An inductor is a passive two-terminal device that stores energy in a magnetic field when current passes through it. When an inductor is attached to an AC supply, the resistance produced by it is called inductive reactance (X_L).

Resistance is measure of opposition to the flow of current in a closed electrical circuit. It is measured in Ohm (Ω).

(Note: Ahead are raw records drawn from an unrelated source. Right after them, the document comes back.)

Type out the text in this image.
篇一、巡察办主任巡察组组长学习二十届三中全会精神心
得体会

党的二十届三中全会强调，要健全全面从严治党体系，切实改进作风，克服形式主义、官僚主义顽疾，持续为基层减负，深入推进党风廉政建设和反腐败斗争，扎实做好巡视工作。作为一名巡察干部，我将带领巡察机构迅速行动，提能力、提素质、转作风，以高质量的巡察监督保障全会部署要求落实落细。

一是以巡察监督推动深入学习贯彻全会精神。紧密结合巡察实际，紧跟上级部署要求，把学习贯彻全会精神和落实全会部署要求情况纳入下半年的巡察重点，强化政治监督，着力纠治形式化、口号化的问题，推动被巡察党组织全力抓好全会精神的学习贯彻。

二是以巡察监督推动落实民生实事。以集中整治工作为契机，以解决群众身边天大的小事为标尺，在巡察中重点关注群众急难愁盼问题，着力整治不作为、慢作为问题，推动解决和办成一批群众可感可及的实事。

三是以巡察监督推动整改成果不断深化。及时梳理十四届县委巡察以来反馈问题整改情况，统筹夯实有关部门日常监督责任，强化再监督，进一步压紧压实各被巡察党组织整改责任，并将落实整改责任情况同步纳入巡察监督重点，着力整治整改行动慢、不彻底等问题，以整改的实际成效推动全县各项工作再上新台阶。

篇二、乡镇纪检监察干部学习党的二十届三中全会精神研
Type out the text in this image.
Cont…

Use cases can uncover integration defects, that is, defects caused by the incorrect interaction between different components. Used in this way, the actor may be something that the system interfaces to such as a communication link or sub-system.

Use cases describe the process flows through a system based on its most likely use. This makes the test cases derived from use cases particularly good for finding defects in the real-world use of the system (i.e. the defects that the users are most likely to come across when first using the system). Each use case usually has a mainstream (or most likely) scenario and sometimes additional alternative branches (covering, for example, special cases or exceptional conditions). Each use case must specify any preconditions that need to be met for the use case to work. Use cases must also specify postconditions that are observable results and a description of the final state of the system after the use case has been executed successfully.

The inductance of the coil, L = 0.180 H

Series Resistance, R = 90.0 Ω

Voltage across an inductor is given by

$v_L=-I\omega Lsin\left(\omega t\right)$

Voltage equation given is

$v_L=-\left(12V\right)sin\left(480t\right)$

On comparing both equation we get,

$I\omega L=12,and\omega =480rad/s$

$$\begin{gathered} l=\frac{12.0V}{\omega L} \\ =\frac{12V}{\left(480rad/s\right)*\left(0.18H\right)} \\ =0.1389A \end{gathered}$$

Now, expression of voltage across resistor is given by

$v_R=V_{R}cos\left(wt\right)$

It can be manipulated using V_R = IR as

$$\begin{gathered} v_R=IR\cos \left(\omega t\right) \\ =\left(0.1389A\right)\left(90\Omega \right)\cos \left(480t\right) \\ =\left(12.5V\right)\cos \left[\left(480rad/s\right)t\right] \end{gathered}$$

Put t = 2 ms in the expression of v_R derived in previous step,

$$\begin{gathered} v_R=\left(12.5V\right)\cos \left[\left(480rad/s\right)t\right] \\ =\left(12.5V\right)\cos \left[\left(480rad/s\right)\left(2*{10}^{-3}s\right)\right] \\ =7.17V \end{gathered}$$

Therefore, the voltage drop across resistor at t = 2 milliseconds is around 7.17 Volts.